Ketua Umum AFPI Adrian Gunadi mengatakan, asosiasi berkomitmen mewujudkan iklim industri fintech lending yang sehat dan berkembang pesat, pada Semester I 2020. Karena itu, AFPI memutuskan berfokus mengembangkan dan konsolidasi agar kinerja internal organisasi lebih optimal.
“Butuh waktu sekitar enam bulan untuk mengintegrasikan secara penuh dan real time (Pusdafil) bagi seluruh anggota AFPI saat ini,” kata Adrian dalam siaran pers. (Baca: OJK Buka Peluang Batasi Jumlah Perusahaan Fintech Pembiayaan)
Ketua Bidang Humas dan Kelembagaan AFPI Tumbur Pardede menambahkan, Pusdafil akan berperan optimal jika seluruh anggota terintegrasi. Namun hingga kini, baru 11 dari 161 anggota AFPI yang sudah mengintegrasikan platform-nya dengan pusdafil.
Padahal, sarana itu bertujuan meningkatkan manajemen risiko di industri. “Platform dapat mengetahui calon peminjam sudah meminjam ke berapa banyak fintech lending,” kata Tumbur.

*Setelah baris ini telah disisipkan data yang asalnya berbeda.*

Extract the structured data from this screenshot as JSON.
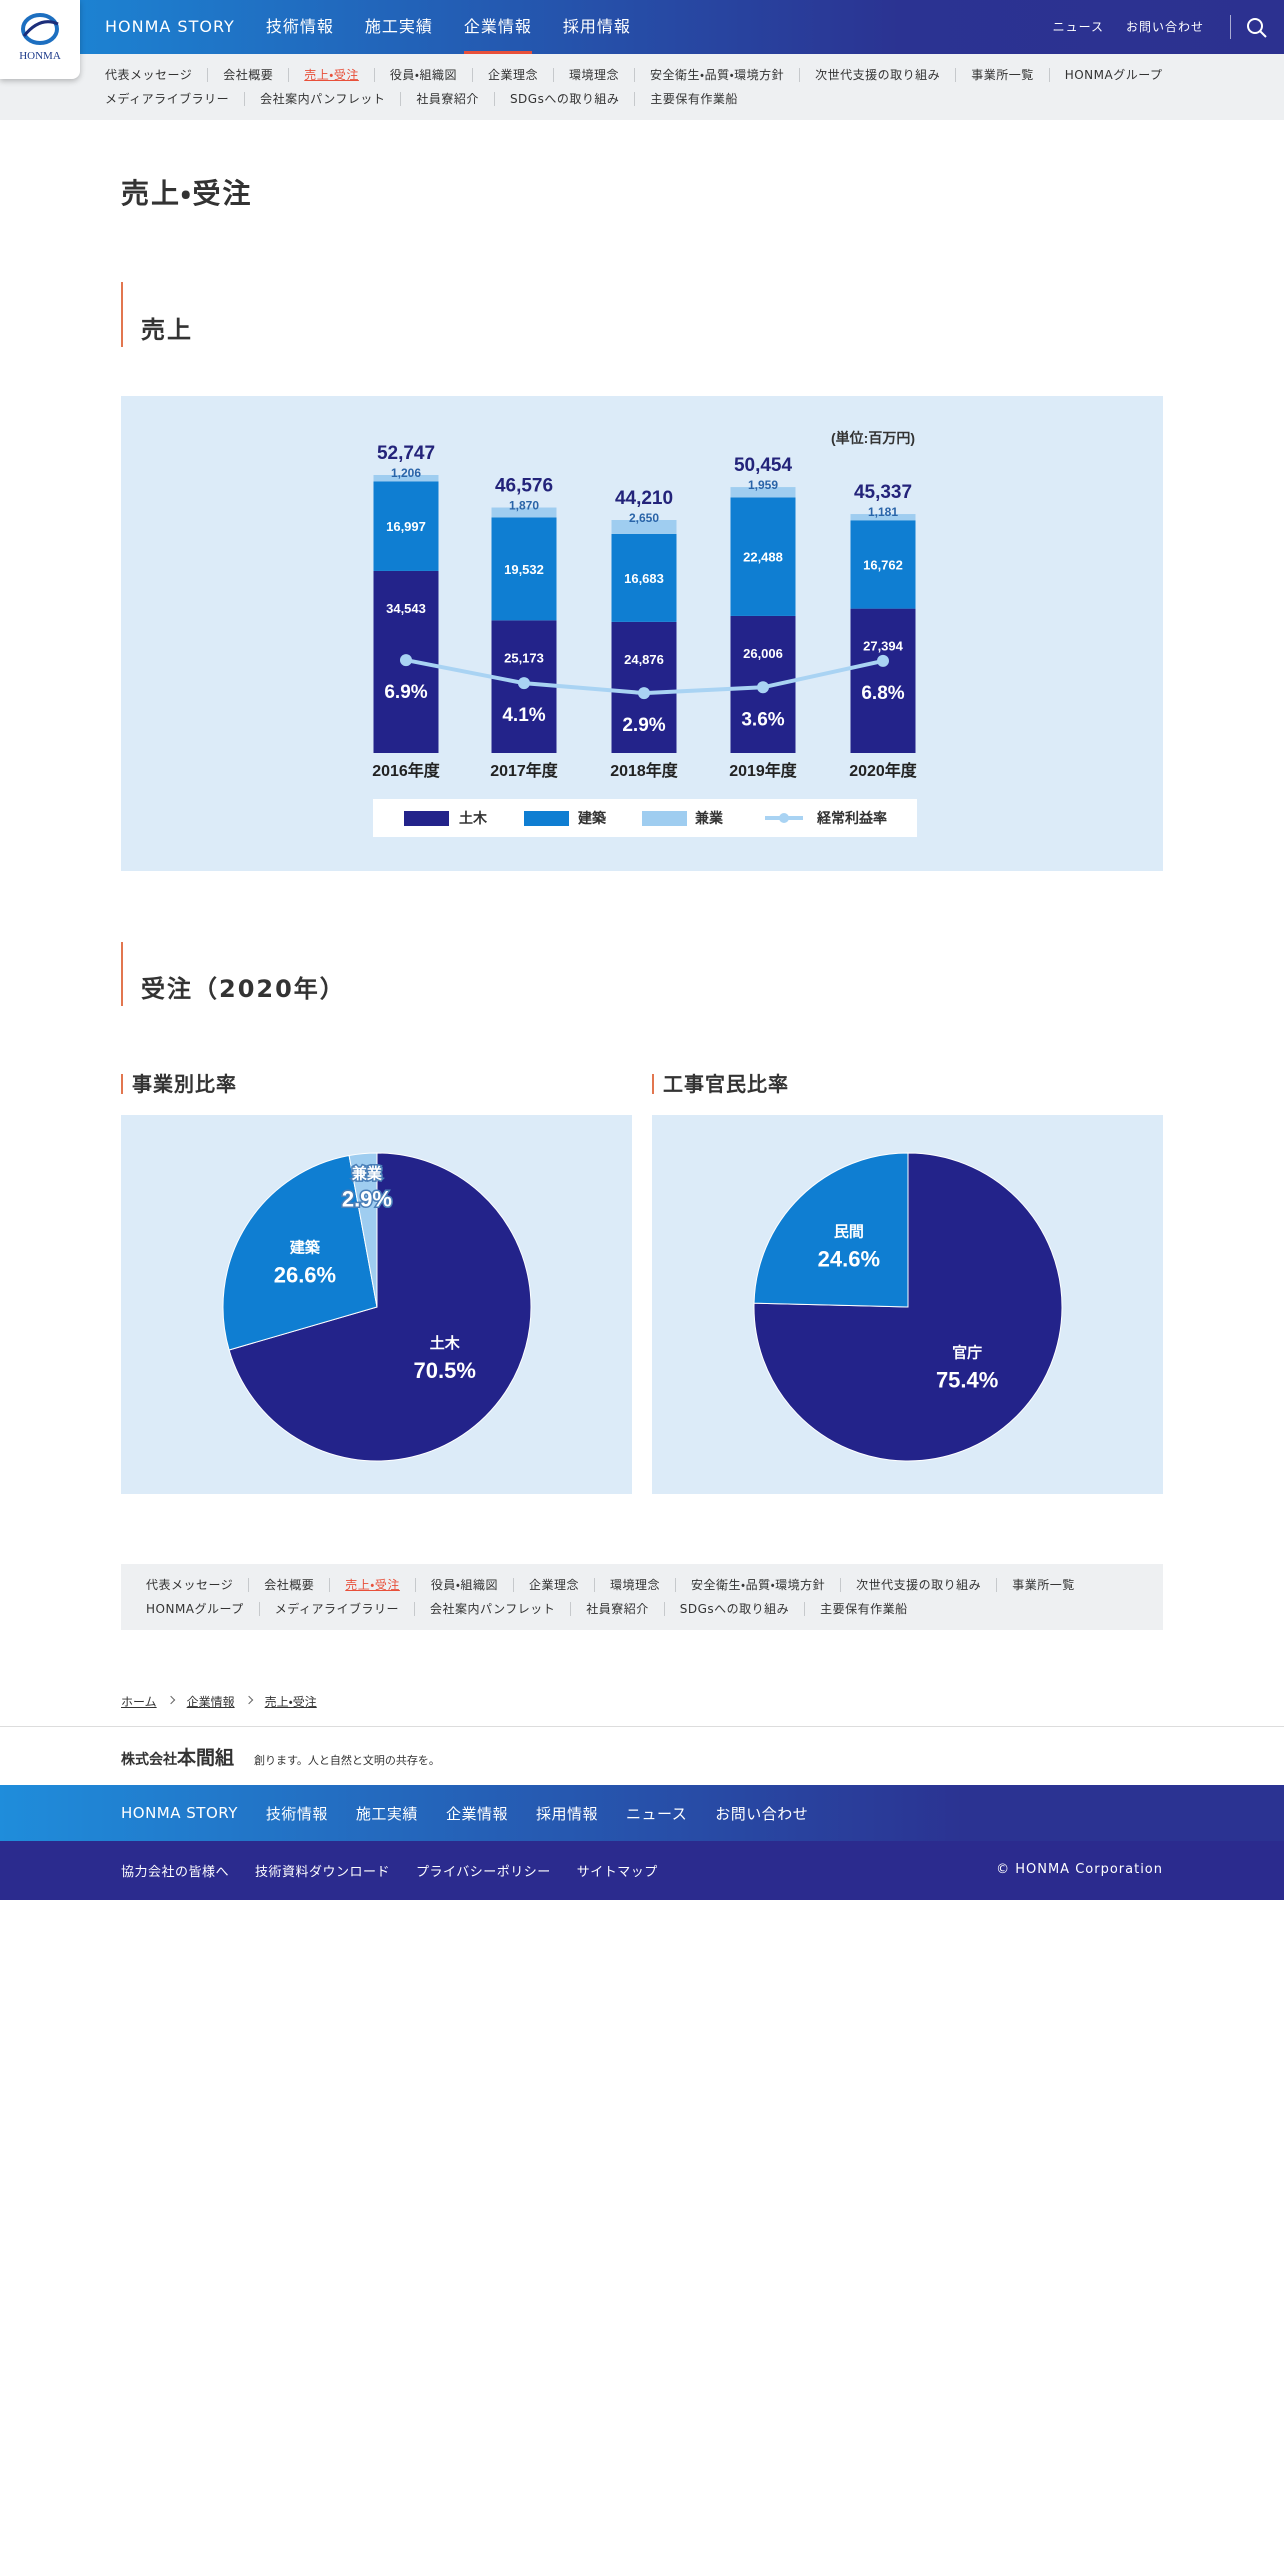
{
  "header": {
    "logo": "HONMA",
    "nav": [
      "HONMA STORY",
      "技術情報",
      "施工実績",
      "企業情報",
      "採用情報"
    ],
    "active_nav": 3,
    "utility": [
      "ニュース",
      "お問い合わせ"
    ]
  },
  "subnav": {
    "items": [
      "代表メッセージ",
      "会社概要",
      "売上・受注",
      "役員・組織図",
      "企業理念",
      "環境理念",
      "安全衛生・品質・環境方針",
      "次世代支援の取り組み",
      "事業所一覧",
      "HONMAグループ",
      "メディアライブラリー",
      "会社案内パンフレット",
      "社員寮紹介",
      "SDGsへの取り組み",
      "主要保有作業船"
    ],
    "active": 2
  },
  "page_title": "売上・受注",
  "sales": {
    "title": "売上",
    "chart": {
      "type": "stacked-bar-line",
      "unit": "(単位:百万円)",
      "categories": [
        "2016年度",
        "2017年度",
        "2018年度",
        "2019年度",
        "2020年度"
      ],
      "series": [
        {
          "name": "土木",
          "color": "#23238a",
          "values": [
            34543,
            25173,
            24876,
            26006,
            27394
          ],
          "value_labels": [
            "34,543",
            "25,173",
            "24,876",
            "26,006",
            "27,394"
          ]
        },
        {
          "name": "建築",
          "color": "#0f7ed2",
          "values": [
            16997,
            19532,
            16683,
            22488,
            16762
          ],
          "value_labels": [
            "16,997",
            "19,532",
            "16,683",
            "22,488",
            "16,762"
          ]
        },
        {
          "name": "兼業",
          "color": "#9fcdf0",
          "values": [
            1206,
            1870,
            2650,
            1959,
            1181
          ],
          "value_labels": [
            "1,206",
            "1,870",
            "2,650",
            "1,959",
            "1,181"
          ]
        }
      ],
      "totals": [
        52747,
        46576,
        44210,
        50454,
        45337
      ],
      "total_labels": [
        "52,747",
        "46,576",
        "44,210",
        "50,454",
        "45,337"
      ],
      "line": {
        "name": "経常利益率",
        "color": "#a9d3f3",
        "values": [
          6.9,
          4.1,
          2.9,
          3.6,
          6.8
        ],
        "value_labels": [
          "6.9%",
          "4.1%",
          "2.9%",
          "3.6%",
          "6.8%"
        ]
      }
    }
  },
  "orders": {
    "title": "受注（2020年）",
    "charts": [
      {
        "type": "pie",
        "title": "事業別比率",
        "categories": [
          "土木",
          "建築",
          "兼業"
        ],
        "values": [
          70.5,
          26.6,
          2.9
        ],
        "value_labels": [
          "70.5%",
          "26.6%",
          "2.9%"
        ],
        "colors": [
          "#23238a",
          "#0f7ed2",
          "#9fcdf0"
        ]
      },
      {
        "type": "pie",
        "title": "工事官民比率",
        "categories": [
          "官庁",
          "民間"
        ],
        "values": [
          75.4,
          24.6
        ],
        "value_labels": [
          "75.4%",
          "24.6%"
        ],
        "colors": [
          "#23238a",
          "#0f7ed2"
        ]
      }
    ]
  },
  "breadcrumb": [
    "ホーム",
    "企業情報",
    "売上・受注"
  ],
  "footer": {
    "company_prefix": "株式会社",
    "company_name": "本間組",
    "tagline": "創ります。人と自然と文明の共存を。",
    "nav": [
      "HONMA STORY",
      "技術情報",
      "施工実績",
      "企業情報",
      "採用情報",
      "ニュース",
      "お問い合わせ"
    ],
    "links": [
      "協力会社の皆様へ",
      "技術資料ダウンロード",
      "プライバシーポリシー",
      "サイトマップ"
    ],
    "copyright": "© HONMA Corporation"
  }
}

Melalui pusat data itu, penyelenggara fintech dapat mengetahui portofolio calon peminjam dan credit assessment sehingga bisa mencegah potensi kredit bermasalah. FDC juga bisa memastikan keamanan data pribadi yang akan terintegrasi dan dapat diakses antar penyelenggara.
(Baca: Dua Syarat Fintech Lending Bisa Pakai Platform "Anti-peminjam Nakal")

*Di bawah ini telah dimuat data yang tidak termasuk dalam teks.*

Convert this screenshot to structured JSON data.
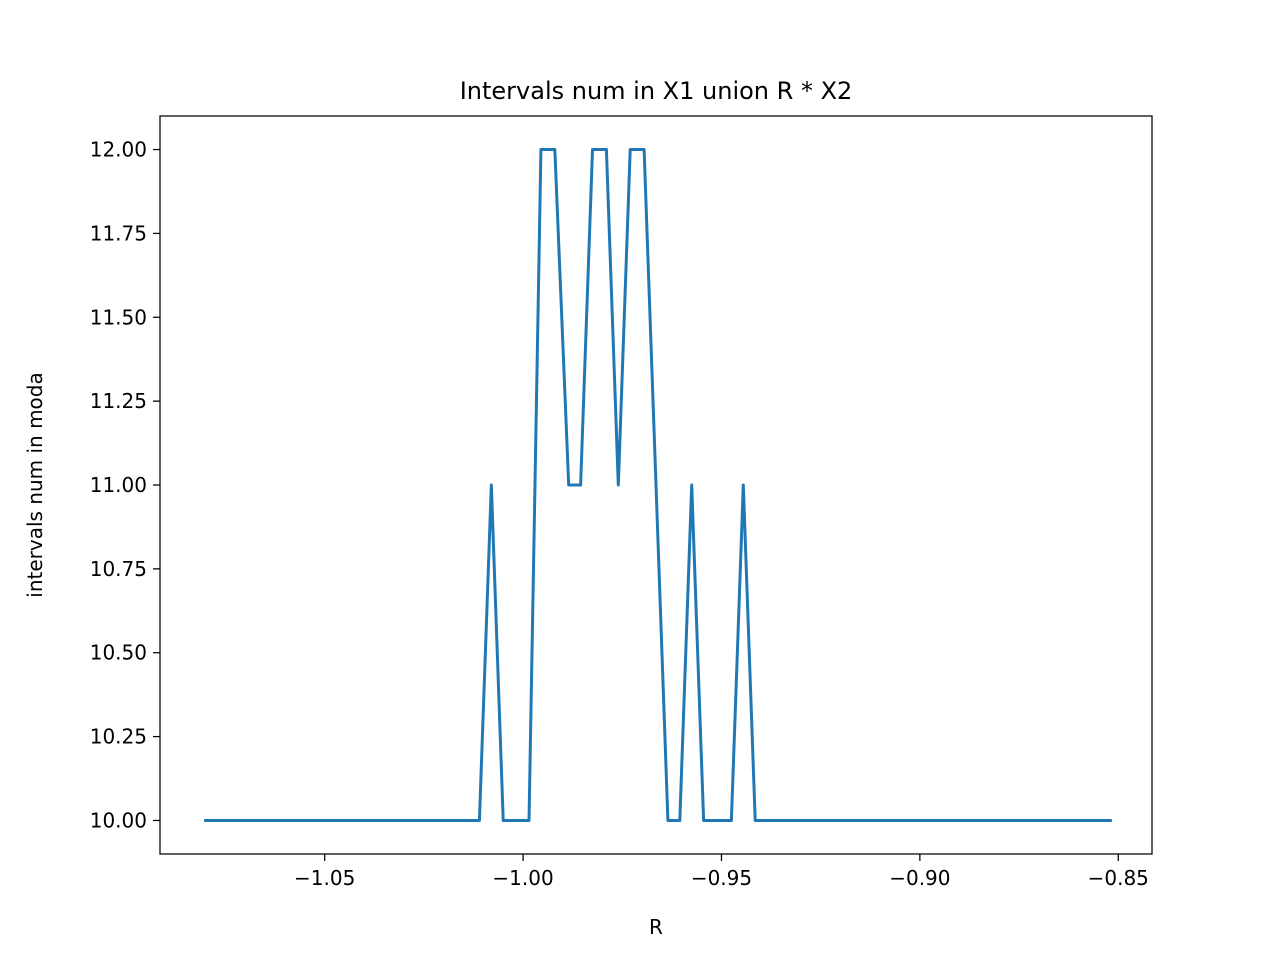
{
  "chart_data": {
    "type": "line",
    "title": "Intervals num in X1 union R * X2",
    "xlabel": "R",
    "ylabel": "intervals num in moda",
    "xlim": [
      -1.0915,
      -0.8415
    ],
    "ylim": [
      9.9,
      12.1
    ],
    "xticks": [
      -1.05,
      -1.0,
      -0.95,
      -0.9,
      -0.85
    ],
    "xtick_labels": [
      "−1.05",
      "−1.00",
      "−0.95",
      "−0.90",
      "−0.85"
    ],
    "yticks": [
      10.0,
      10.25,
      10.5,
      10.75,
      11.0,
      11.25,
      11.5,
      11.75,
      12.0
    ],
    "ytick_labels": [
      "10.00",
      "10.25",
      "10.50",
      "10.75",
      "11.00",
      "11.25",
      "11.50",
      "11.75",
      "12.00"
    ],
    "grid": false,
    "legend": "none",
    "series": [
      {
        "color": "#1f77b4",
        "x": [
          -1.08,
          -1.011,
          -1.008,
          -1.005,
          -0.9985,
          -0.9955,
          -0.992,
          -0.9885,
          -0.9855,
          -0.9825,
          -0.979,
          -0.976,
          -0.973,
          -0.9695,
          -0.9635,
          -0.9605,
          -0.9575,
          -0.9545,
          -0.9475,
          -0.9445,
          -0.9415,
          -0.852
        ],
        "y": [
          10,
          10,
          11,
          10,
          10,
          12,
          12,
          11,
          11,
          12,
          12,
          11,
          12,
          12,
          10,
          10,
          11,
          10,
          10,
          11,
          10,
          10
        ]
      }
    ]
  }
}
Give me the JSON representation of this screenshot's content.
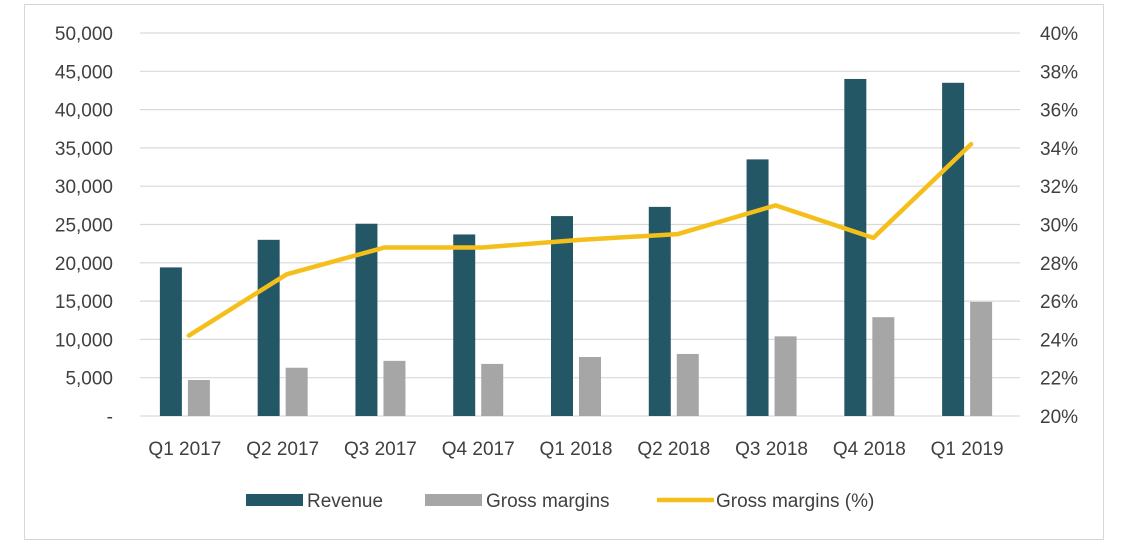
{
  "chart_data": {
    "type": "bar+line",
    "title": "",
    "categories": [
      "Q1 2017",
      "Q2 2017",
      "Q3 2017",
      "Q4 2017",
      "Q1 2018",
      "Q2 2018",
      "Q3 2018",
      "Q4 2018",
      "Q1 2019"
    ],
    "series": [
      {
        "name": "Revenue",
        "type": "bar",
        "axis": "left",
        "color": "#245766",
        "values": [
          19400,
          23000,
          25100,
          23700,
          26100,
          27300,
          33500,
          44000,
          43500
        ]
      },
      {
        "name": "Gross margins",
        "type": "bar",
        "axis": "left",
        "color": "#a6a6a6",
        "values": [
          4700,
          6300,
          7200,
          6800,
          7700,
          8100,
          10400,
          12900,
          14900
        ]
      },
      {
        "name": "Gross margins (%)",
        "type": "line",
        "axis": "right",
        "color": "#f5bf1b",
        "values": [
          24.2,
          27.4,
          28.8,
          28.8,
          29.2,
          29.5,
          31.0,
          29.3,
          34.2
        ]
      }
    ],
    "y_left": {
      "min": 0,
      "max": 50000,
      "step": 5000,
      "tick_labels": [
        "-",
        "5,000",
        "10,000",
        "15,000",
        "20,000",
        "25,000",
        "30,000",
        "35,000",
        "40,000",
        "45,000",
        "50,000"
      ]
    },
    "y_right": {
      "min": 20,
      "max": 40,
      "step": 2,
      "tick_labels": [
        "20%",
        "22%",
        "24%",
        "26%",
        "28%",
        "30%",
        "32%",
        "34%",
        "36%",
        "38%",
        "40%"
      ]
    },
    "grid": true,
    "legend": {
      "position": "bottom",
      "entries": [
        "Revenue",
        "Gross margins",
        "Gross margins (%)"
      ]
    }
  }
}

Data tersebut antara lain Nomor Pokok Wajib Pajak (NPWP), Kartu Tanda Penduduk (KTP), dan kolektabilitas kredit dari peminjam. Untuk nama penyelenggara fintech lending yang memberikan data akan dirahasiakan.
Berdasarkan data OJK hingga Desember 2019, ada 164 fintech lending yang terdaftar di OJK hingga akhir tahun lalu. Sebanyak 25 di antaranya sudah berizin.
Namun per Februari, jumlah anggota AFPI menjadi 161 penyelenggara karena satu dicabut tanda daftarnya, dan dua lainnya mengembalikan tanda daftar.
Total penyaluran pinjaman dari fintech lending mencapai Rp 81,5 triliun, meningkat 259% sejak awal tahun (year to date/ytd). Jumlah pemberi pinjaman (lender) juga meningkat 192% menjadi 605.935. Rekening peminjam (borrower) juga tumbuh 325% menjadi 18.569.123 entitas.
(Baca: Fintech Bisa Berbagi Data Peminjam Nakal Mulai September)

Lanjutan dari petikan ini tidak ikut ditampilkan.